Seyyed Hossein Nasr: Menyoal Desakralisasi Epistemologi Sains Modern

Jika perkembangan sains dan teknologi hari ini disebabkan oleh ketiadaaan metafisika, apakah hal itu mampu menjamin terpenuhinya aspek rohani dan spiritualitas?
Seyyed Hossein Nasr
Seyyed Hossein Nasr

Diakui atau tidak, beragam teknologi umat manusia saat ini merupakan hasil dari sains modern. Beragam teknologi seperti motor, mobil, gawai, hingga komputer, dan laptop adalah buah keringat para pemikir yang dengan tekun mengembangkan ilmu sains. Dari sains, lahirlah teknologi—kira-kira demikian. Singkatnya, dunia materi dan teknologi tidak terlepas dari pengaruh sains yang dikembangkan oleh ilmuan terdahulu.

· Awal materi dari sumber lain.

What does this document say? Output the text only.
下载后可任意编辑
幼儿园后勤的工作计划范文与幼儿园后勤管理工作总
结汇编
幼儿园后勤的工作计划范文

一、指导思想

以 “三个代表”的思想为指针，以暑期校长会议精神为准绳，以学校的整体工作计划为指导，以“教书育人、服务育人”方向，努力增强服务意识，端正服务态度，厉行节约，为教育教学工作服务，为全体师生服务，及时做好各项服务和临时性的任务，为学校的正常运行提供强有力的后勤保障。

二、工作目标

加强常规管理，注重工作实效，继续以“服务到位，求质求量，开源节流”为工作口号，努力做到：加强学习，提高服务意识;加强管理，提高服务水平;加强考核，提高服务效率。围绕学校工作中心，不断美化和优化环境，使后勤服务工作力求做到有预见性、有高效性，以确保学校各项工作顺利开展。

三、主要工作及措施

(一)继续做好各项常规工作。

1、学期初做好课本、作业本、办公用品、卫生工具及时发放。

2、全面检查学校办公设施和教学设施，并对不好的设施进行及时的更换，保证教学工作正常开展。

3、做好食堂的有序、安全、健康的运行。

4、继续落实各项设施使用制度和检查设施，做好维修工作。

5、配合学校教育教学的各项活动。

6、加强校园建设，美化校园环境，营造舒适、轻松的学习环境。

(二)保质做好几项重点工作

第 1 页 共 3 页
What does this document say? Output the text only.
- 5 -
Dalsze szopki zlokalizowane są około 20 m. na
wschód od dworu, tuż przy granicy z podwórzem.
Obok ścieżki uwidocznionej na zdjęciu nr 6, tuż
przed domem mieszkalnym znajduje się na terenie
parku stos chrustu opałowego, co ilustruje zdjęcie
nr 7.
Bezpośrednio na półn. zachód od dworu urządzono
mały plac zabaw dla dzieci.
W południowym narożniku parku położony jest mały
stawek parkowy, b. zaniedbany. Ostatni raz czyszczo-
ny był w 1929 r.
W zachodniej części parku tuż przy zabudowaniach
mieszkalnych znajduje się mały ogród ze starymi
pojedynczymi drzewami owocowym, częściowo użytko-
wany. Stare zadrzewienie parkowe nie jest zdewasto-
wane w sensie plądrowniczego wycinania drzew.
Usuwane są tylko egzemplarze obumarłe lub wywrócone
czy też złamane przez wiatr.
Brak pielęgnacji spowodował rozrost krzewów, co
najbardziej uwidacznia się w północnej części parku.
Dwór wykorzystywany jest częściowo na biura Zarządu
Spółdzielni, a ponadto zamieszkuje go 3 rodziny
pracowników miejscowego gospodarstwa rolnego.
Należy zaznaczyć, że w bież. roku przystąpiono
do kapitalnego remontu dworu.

Berbicara mengenai sains, mau tidak mau kita harus menilik Renaisans, yakni zaman ketika sains mengalami perkembangan pesat. Selain itu, zaman itu merupakan titik dimulainya modernitas secara gencar-gencaran. Dalam buku Sejarah Filsafat Yunani (1999), Kees Bertens menyinggung bahwa era modern dipelopori oleh Francis Bacon, Isaac Newton dan Rene Descartes. Periode modern ini mengusung tema scientific method, yakni adagium metode ilmiah, di mana mereka ingin lepas dari cengkerama doktrin-doktrin esoterik (gereja/agama).

Selain itu, kehadiran Bacon-Newton-Descartes ini mengubah haluan cara berpikir lama yang terselubungi paradigma Aristoteles. Mulanya, dalam rangka melihat alam semesta, orang berpikir bahwa alam mempunyai sebab dan tujuan penciptaan. Barulah sejak memasuki modern, tujuan (final cause) dan penyebab “pertama” (formal cause) mulai dikesampingkan sebagai gebrakan anyar (Aan Rukmana, 2013).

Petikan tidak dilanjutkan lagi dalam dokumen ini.